The Protector: recensione del pilot della serie turca disponibile su Netflix

The protector, serie turca disponibile su Netflix a partire dal 14 dicembre, è diretta da Can Evrenol, Gönenç Uyanık e Umut Aral.

The protector: la trama

The ProtectorDi umili origini, il giovane Hakan (Çağatay Ulusoy) sbarca il lunario gestendo un piccolo bazar col padre adottivo. Nella speranza di creare il proprio impero commerciale, e preoccupato dall’incerto futuro che attende anche molti altri giovani nella contemporanea Istanbul, Hakan si imbatte in una misteriosa maglia di epoca ottomana. Il suo ritrovamento lo catapulterà all’interno di una realtà inimmaginata fino a quel momento, fatta di sparatorie, antichi ordini segreti e torbidi intrighi di potere.
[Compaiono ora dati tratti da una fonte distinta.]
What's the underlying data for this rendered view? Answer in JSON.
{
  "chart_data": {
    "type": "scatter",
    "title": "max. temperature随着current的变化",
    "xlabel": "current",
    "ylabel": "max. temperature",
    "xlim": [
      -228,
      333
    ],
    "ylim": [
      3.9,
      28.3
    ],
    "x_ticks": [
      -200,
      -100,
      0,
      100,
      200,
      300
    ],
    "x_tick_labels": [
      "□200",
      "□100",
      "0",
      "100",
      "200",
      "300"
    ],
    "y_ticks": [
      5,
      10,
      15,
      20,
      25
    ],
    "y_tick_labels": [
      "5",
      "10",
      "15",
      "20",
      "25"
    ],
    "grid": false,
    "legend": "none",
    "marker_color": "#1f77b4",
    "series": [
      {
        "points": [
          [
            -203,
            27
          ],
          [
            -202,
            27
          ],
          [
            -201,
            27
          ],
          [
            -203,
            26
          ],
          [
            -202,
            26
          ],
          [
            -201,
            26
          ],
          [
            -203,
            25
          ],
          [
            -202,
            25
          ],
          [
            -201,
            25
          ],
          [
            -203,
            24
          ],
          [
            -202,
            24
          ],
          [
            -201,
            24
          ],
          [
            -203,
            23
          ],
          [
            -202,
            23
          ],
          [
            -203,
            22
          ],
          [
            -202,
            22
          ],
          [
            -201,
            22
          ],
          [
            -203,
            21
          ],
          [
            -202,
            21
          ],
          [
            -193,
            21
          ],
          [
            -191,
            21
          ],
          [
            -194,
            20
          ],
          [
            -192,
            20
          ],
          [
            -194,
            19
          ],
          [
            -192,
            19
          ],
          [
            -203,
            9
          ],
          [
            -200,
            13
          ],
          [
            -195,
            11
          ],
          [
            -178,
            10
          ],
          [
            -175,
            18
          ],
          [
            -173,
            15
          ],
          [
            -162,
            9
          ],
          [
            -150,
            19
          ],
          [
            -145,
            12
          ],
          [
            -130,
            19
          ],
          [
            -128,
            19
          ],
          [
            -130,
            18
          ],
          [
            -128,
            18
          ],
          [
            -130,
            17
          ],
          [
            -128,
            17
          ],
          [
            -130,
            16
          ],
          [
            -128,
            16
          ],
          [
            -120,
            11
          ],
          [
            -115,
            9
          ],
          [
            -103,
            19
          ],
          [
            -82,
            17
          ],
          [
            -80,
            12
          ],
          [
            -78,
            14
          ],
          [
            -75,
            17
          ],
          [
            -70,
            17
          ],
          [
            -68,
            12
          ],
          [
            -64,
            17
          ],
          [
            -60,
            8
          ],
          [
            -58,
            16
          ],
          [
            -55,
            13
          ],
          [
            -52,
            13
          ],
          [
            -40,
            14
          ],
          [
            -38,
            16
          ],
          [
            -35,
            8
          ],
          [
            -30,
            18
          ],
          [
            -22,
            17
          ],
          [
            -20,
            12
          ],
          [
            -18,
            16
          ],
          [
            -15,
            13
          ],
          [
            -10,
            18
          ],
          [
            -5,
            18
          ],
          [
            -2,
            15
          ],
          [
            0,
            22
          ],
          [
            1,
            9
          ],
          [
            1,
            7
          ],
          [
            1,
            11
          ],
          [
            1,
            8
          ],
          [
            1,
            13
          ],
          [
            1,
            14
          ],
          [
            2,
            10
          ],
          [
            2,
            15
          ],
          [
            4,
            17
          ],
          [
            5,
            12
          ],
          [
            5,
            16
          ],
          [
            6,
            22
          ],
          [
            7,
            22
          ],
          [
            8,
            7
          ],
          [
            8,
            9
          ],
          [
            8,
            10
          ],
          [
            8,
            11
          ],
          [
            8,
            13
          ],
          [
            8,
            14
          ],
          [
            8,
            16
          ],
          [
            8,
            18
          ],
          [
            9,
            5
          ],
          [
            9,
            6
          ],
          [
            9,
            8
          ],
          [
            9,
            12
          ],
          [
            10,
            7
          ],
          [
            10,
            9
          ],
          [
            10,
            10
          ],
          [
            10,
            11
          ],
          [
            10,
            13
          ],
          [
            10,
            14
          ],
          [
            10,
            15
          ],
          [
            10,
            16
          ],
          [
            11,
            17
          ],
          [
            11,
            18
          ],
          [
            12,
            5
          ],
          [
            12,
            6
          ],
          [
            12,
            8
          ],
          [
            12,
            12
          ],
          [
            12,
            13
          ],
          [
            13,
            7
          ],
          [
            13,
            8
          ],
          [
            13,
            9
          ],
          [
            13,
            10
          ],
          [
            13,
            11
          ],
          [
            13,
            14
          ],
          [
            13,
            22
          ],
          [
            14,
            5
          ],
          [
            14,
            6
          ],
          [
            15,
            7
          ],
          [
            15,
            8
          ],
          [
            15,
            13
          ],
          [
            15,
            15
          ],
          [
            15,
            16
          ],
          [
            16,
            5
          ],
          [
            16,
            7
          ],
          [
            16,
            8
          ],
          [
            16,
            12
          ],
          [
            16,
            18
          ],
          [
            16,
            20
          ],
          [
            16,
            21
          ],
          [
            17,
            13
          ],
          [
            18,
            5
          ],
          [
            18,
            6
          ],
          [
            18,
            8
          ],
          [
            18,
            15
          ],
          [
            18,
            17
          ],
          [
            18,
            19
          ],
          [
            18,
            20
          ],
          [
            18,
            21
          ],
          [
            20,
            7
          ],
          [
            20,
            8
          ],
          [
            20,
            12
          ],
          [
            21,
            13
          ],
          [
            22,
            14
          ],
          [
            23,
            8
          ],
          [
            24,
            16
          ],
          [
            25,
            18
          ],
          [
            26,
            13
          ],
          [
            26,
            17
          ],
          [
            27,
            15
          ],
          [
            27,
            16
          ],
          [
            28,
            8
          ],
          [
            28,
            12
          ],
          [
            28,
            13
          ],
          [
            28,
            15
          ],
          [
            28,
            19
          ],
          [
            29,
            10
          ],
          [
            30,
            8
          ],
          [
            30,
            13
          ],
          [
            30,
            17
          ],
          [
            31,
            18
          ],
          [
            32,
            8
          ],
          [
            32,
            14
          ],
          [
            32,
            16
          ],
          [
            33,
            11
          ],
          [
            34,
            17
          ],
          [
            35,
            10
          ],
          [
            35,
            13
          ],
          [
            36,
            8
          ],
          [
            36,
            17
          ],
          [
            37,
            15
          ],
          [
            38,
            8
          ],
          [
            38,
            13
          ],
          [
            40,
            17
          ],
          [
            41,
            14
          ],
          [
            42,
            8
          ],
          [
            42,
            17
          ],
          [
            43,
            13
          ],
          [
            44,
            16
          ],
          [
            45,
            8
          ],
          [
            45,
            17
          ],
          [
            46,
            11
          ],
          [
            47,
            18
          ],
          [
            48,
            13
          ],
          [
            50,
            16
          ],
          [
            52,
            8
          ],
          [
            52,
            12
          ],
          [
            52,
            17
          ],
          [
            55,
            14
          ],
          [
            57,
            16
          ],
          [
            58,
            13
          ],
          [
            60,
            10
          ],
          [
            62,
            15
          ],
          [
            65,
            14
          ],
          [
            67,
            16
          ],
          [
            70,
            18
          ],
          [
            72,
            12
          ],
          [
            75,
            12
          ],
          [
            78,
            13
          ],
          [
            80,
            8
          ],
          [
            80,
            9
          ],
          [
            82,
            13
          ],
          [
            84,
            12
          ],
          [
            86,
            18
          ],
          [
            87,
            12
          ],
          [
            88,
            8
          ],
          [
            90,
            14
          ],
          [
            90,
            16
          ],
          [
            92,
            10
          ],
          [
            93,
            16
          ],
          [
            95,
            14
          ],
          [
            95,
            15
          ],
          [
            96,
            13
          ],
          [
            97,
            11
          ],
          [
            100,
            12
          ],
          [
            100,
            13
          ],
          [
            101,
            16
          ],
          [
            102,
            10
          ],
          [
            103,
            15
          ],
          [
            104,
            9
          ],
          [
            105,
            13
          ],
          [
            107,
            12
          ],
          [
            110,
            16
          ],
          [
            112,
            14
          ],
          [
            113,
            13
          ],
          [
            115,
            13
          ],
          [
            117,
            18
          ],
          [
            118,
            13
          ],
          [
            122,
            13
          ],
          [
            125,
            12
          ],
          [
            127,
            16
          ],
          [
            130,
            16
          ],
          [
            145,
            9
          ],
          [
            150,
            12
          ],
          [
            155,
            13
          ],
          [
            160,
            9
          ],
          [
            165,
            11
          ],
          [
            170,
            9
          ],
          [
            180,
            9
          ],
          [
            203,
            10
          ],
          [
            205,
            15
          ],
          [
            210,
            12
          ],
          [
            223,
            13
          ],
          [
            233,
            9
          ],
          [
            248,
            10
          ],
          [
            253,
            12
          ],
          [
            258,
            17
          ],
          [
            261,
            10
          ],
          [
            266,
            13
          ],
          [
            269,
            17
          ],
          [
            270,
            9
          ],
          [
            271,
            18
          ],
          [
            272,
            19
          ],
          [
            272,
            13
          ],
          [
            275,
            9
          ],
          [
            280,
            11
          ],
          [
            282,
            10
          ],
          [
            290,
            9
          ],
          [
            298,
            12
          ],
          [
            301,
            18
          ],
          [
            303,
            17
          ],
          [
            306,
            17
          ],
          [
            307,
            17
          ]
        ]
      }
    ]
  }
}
The protector: le nostre impressioni

The ProtectorLa puntata pilota di The protector è ambientata nella contemporanea Turchia. È la capitale, Istanbul, a fare da sfondo alle vicende del protagonista: Hakan, come tutti i giovani della sua generazione, è prigioniero di una vita che vorrebbe cambiare. Trova sostegno economico nel padre adottivo, eppure aspira ad una vita indipendente, alla ricchezza e, più in generale, all’autonomia. Il suo personaggio è emblema di una parte consistente della gioventù contemporanea (sebbene, forse, un po’ ingenuamente reiterata): umile, spesso in affitto, afflitta dal posto di lavoro che manca, eppure ricca di nobili sentimenti e buona volontà, desiderosa – in ultima analisi – di guadagnare l’indipendenza dai “vecchi”, che la scruta con una certa diffidenza.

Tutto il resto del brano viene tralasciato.